Iseq: 2,898.95 (–51.22) Settlement date: April 21st:STANDARD Poor's decision to downgrade its credit outlook for the US, coupled with speculation that Greece may have to restructure its debts, weighed on the Iseq yesterday which sold off with global markets.
The Iseq closed just over 48 points lower, or 1.6 per cent, at 2,902.09. “It was really all driven by macro events,” one Dublin broker said, explaining that European markets were hit by a “broad-based sell off”.
“We had some pretty nasty losses across the board,” he added. Index heavyweight CRH underperformed its sector, sinking 4 per cent to €15.49 on a day that left its peer group down an average of 2 per cent.
In the airline space, low-fares carrier Ryanair was also hit by the negative sentiment, falling about 2.5 per cent to €3.34.
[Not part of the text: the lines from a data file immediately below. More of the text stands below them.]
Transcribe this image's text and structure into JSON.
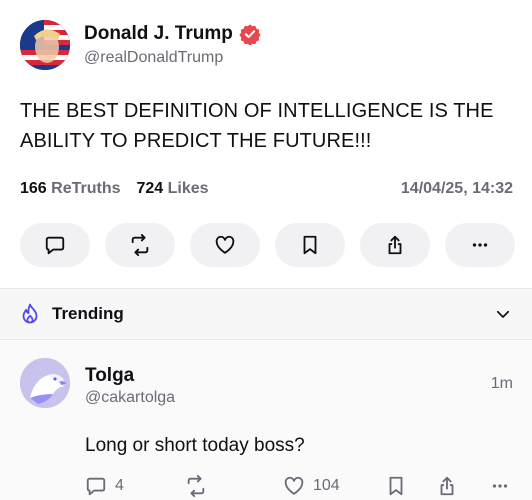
{
  "post": {
    "author_name": "Donald J. Trump",
    "author_handle": "@realDonaldTrump",
    "text": "THE BEST DEFINITION OF INTELLIGENCE IS THE ABILITY TO PREDICT THE FUTURE!!!",
    "retruths_count": "166",
    "retruths_label": "ReTruths",
    "likes_count": "724",
    "likes_label": "Likes",
    "timestamp": "14/04/25, 14:32"
  },
  "actions": [
    {
      "icon": "comment-icon"
    },
    {
      "icon": "retruth-icon"
    },
    {
      "icon": "heart-icon"
    },
    {
      "icon": "bookmark-icon"
    },
    {
      "icon": "share-icon"
    },
    {
      "icon": "more-icon"
    }
  ],
  "trending": {
    "label": "Trending",
    "icon": "flame-icon"
  },
  "reply": {
    "author_name": "Tolga",
    "author_handle": "@cakartolga",
    "time": "1m",
    "text": "Long or short today boss?",
    "comment_count": "4",
    "like_count": "104"
  },
  "colors": {
    "verified": "#e5484d",
    "accent": "#5448ee",
    "muted": "#6b6b78",
    "button_bg": "#f1f1f3"
  }
}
The news that ratings agency Moody’s had downgraded Irish banks to junk status “obviously wasn’t a positive”, the trader said, but it was “just negative noise rather than anything new or insightful”. It was simply a follow- on from the sovereign downgrade announced by the ratings agency last Friday, he said, and so did not surprise the market.
However, the “Greece factor” weighed on the sovereign bonds of peripheral nations such as Ireland, and as a result the banks sold off too.
Irish Life Permanent and Bank of Ireland finished fractionally down at 16.4 cents and 26.4 cents respectively, while AIB was 1.5 cents down at 22 cent.
Elsewhere, mining company Kenmare Resources issued an interim management statement that was weaker than expected, and the stock closed down slightly at 53 cents.
Brokers noted a preference for defensive stocks emerging as markets weakened. Glanbia gained from this, adding more than 1 per cent to €4.60.